It’s Squishy, It’s Crumbly . . .
And it crunches like a tiny bean bag when you squeeze it tight. You can mold with it, or you can smash it to smithereens.
What is it? Moon sand, of course! We’re big fans homemade play dough around here, but this stuff is a totally different sensory experience.
The potami love it, and I love that we can make it together in less than 10 minutes. You guys, TEN MINUTES . . . and that’s if they help. Every parent knows ten minutes is nothing if it means your kids are so fascinated they don’t notice you sneaking off to the bathroom by yourself.
Plus, It’s Gluten-Free And Baby Friendly
In fact, if your little one is likely to eat some sand or has trouble with topical exposure to gluten/grains, it can even be completely grain-free. Not that my kids ever eat sand . . .
Since arrowroot is a traditional first food for babies in some cultures I chose that instead of cornstarch for our recipe. That way I don’t have to be concerned about Babypotamus taste-testing a little of this stuff while he plays with his big brother and sister.
Moon Sand Recipe
- 4 cups cornstarch or arrowroot powder (where to buy non-GMO cornstarch, where to buy arrowroot powder)
- 1 cup coconut oil, melted (find quality coconut oil here)
- food coloring, if desired*
*I like India Tree and Maggie’s Naturals. However, I wanted to kick up the color intensity of our moon sand without going through my entire natural food dye stash, so I concocted my own with some glycerin and stuff from my fridge. Details below.

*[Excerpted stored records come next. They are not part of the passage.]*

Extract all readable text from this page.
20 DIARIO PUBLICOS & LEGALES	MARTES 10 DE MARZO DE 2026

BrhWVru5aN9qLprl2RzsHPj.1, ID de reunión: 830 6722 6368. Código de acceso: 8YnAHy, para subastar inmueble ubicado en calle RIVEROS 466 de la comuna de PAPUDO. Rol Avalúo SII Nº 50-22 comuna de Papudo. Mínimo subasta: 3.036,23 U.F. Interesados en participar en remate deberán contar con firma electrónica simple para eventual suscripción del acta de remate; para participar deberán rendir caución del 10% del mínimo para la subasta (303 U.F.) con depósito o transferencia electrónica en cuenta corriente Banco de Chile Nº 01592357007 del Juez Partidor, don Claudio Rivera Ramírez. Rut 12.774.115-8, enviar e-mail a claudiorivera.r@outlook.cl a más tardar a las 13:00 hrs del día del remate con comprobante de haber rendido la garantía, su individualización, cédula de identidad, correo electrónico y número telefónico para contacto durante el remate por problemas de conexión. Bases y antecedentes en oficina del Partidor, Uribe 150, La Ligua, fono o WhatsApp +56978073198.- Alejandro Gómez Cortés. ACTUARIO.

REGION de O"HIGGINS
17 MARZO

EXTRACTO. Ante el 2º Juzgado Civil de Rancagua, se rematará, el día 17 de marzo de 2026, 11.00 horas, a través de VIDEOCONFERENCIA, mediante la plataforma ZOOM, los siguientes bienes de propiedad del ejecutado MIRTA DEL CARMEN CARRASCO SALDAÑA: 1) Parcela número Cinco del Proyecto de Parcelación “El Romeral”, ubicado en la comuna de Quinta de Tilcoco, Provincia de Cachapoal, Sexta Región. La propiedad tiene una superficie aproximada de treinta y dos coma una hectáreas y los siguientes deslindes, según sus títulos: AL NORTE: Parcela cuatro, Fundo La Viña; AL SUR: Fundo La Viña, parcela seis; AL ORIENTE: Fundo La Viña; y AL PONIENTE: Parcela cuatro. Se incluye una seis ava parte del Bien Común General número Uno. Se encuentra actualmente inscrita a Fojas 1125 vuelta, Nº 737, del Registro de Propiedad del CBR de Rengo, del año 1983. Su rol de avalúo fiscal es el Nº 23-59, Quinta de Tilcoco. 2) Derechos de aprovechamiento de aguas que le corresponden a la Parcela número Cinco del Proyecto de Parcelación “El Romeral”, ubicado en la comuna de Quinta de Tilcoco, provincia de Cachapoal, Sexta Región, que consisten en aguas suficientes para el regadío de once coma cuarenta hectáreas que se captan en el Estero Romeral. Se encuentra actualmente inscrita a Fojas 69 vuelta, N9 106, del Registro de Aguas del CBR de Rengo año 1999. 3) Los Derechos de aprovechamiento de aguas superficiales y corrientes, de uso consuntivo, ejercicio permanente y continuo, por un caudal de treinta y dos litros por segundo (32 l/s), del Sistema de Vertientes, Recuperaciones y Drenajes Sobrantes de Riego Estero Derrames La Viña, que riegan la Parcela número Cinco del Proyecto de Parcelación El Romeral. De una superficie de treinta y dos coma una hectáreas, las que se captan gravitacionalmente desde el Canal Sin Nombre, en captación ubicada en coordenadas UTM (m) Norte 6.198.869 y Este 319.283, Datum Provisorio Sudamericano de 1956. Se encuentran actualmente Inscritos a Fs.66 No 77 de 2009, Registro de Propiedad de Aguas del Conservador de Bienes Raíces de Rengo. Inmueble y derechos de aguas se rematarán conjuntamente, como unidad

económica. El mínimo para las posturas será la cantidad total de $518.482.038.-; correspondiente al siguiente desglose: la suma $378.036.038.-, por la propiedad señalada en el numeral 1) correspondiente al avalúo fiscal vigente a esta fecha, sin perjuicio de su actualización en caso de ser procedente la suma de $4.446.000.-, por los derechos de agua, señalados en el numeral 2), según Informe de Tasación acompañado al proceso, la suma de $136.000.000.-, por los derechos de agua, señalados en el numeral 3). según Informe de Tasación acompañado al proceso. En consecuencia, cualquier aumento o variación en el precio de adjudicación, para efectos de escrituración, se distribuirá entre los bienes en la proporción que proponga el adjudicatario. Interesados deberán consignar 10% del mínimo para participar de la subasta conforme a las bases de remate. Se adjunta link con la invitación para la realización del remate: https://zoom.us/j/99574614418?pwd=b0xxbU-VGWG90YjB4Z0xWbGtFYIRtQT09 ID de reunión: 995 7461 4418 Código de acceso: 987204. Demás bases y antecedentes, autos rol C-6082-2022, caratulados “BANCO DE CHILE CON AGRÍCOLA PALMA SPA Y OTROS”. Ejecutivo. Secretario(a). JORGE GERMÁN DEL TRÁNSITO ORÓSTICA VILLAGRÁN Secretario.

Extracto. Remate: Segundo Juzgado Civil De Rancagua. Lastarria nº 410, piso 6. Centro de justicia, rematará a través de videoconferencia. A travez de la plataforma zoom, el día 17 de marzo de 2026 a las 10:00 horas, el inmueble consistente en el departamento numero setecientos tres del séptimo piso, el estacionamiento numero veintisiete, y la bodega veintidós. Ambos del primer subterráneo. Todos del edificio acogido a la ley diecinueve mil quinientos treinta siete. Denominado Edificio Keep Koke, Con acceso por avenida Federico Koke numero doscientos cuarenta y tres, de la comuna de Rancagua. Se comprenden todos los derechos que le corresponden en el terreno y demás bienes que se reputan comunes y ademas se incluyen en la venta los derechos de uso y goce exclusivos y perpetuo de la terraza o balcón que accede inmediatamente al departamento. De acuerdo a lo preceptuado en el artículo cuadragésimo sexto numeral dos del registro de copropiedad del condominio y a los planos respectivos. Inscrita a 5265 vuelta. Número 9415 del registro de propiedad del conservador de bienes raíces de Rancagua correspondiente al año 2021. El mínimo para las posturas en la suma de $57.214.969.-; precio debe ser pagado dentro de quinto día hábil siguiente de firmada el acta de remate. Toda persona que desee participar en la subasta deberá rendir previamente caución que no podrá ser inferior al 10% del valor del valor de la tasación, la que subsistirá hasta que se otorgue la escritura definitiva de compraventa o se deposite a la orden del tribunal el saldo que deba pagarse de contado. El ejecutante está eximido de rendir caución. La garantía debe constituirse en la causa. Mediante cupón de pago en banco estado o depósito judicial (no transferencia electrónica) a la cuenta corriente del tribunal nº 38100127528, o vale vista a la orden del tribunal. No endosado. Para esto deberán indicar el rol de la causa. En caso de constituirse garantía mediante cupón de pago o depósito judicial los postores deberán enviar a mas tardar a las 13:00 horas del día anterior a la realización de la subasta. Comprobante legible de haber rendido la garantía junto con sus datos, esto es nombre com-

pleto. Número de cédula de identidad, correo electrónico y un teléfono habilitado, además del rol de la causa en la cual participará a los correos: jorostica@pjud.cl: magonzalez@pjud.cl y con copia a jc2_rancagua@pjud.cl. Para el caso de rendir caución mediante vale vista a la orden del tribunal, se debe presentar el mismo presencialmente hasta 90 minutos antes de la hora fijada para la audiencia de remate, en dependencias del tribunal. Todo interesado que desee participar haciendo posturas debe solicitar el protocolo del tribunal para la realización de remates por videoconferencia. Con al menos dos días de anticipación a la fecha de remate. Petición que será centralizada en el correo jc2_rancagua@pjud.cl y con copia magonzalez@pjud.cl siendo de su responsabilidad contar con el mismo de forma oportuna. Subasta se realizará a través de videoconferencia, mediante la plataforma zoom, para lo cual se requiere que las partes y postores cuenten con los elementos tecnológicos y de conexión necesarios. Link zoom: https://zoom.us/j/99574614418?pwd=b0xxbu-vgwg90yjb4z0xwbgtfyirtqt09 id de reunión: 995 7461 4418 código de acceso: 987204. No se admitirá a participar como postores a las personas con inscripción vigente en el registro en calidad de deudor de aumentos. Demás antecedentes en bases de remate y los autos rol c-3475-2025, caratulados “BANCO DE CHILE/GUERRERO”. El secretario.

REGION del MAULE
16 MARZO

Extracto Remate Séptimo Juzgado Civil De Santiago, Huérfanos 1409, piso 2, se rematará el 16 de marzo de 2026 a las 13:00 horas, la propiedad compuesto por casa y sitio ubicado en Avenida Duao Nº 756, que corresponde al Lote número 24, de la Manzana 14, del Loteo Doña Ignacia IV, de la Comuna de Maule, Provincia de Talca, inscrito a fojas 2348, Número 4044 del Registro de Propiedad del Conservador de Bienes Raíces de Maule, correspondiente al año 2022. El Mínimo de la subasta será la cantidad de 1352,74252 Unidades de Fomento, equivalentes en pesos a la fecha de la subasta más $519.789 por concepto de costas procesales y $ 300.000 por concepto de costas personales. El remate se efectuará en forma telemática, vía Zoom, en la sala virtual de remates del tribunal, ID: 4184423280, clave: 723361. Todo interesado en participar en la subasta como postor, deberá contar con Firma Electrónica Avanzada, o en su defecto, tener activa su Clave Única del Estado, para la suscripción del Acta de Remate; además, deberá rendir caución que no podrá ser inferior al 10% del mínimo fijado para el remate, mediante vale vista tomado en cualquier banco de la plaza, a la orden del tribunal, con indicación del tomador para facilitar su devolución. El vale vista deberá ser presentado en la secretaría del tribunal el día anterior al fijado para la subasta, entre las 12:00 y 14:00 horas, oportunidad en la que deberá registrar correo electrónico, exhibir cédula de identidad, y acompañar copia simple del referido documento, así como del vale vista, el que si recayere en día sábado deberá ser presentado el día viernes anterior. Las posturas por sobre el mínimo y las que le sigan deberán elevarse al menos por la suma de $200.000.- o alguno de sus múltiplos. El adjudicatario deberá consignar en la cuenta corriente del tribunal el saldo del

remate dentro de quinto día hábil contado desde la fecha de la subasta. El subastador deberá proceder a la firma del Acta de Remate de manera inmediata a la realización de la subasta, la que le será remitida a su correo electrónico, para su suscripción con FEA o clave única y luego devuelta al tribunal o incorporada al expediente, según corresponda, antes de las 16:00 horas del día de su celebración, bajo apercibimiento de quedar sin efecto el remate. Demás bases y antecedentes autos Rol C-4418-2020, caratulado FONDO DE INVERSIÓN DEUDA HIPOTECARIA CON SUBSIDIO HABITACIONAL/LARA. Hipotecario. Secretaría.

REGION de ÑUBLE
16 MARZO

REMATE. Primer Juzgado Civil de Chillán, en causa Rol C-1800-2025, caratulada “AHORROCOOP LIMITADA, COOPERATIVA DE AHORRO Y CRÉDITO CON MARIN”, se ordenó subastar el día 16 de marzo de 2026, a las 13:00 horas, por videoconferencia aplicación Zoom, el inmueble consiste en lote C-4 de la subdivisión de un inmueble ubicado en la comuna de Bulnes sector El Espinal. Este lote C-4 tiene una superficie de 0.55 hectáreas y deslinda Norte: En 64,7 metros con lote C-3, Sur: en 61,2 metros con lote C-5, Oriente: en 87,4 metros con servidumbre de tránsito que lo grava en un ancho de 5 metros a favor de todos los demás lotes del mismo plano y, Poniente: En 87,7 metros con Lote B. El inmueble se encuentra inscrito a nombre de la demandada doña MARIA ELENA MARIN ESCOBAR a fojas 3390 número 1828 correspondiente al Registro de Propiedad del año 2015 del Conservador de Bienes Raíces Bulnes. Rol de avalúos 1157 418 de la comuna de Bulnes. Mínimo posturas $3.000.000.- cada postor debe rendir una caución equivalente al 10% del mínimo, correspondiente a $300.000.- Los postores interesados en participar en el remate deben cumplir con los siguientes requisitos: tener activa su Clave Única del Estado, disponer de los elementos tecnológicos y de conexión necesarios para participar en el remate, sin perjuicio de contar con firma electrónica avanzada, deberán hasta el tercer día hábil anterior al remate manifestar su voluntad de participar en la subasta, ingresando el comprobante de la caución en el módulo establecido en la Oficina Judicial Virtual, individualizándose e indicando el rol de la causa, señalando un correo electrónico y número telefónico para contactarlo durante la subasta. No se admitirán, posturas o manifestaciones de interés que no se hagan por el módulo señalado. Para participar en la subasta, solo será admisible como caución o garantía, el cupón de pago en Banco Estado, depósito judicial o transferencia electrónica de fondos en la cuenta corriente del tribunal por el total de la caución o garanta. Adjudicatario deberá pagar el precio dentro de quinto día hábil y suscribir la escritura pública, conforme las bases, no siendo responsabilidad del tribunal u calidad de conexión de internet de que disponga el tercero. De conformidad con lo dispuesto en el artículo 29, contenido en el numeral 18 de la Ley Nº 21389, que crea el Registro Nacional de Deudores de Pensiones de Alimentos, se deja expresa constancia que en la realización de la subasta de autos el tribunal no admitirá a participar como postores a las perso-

Step One: Add arrowroot powder or cornstarch to a medium/large bowl. You may want to use a spoon to transfer the powder so that it doesn’t send up a small puff of “smoke” into the air. I was taking photos so I just let Katie go for it, and she thought the “smoke” was cool.
Step 2: If you’re using food coloring, now is the time to add it to your coconut oil. We added a teaspoon.
The dye won’t fully mix with the oil, but I’ve found that whisking with a fork does help the color distribute more evenly. (The photo above was taken before we mixed.)
Next, add the coconut oil to the cornstarch/arrowroot powder.
Now mix everything together. We started with a fork and then finished up with our fingers.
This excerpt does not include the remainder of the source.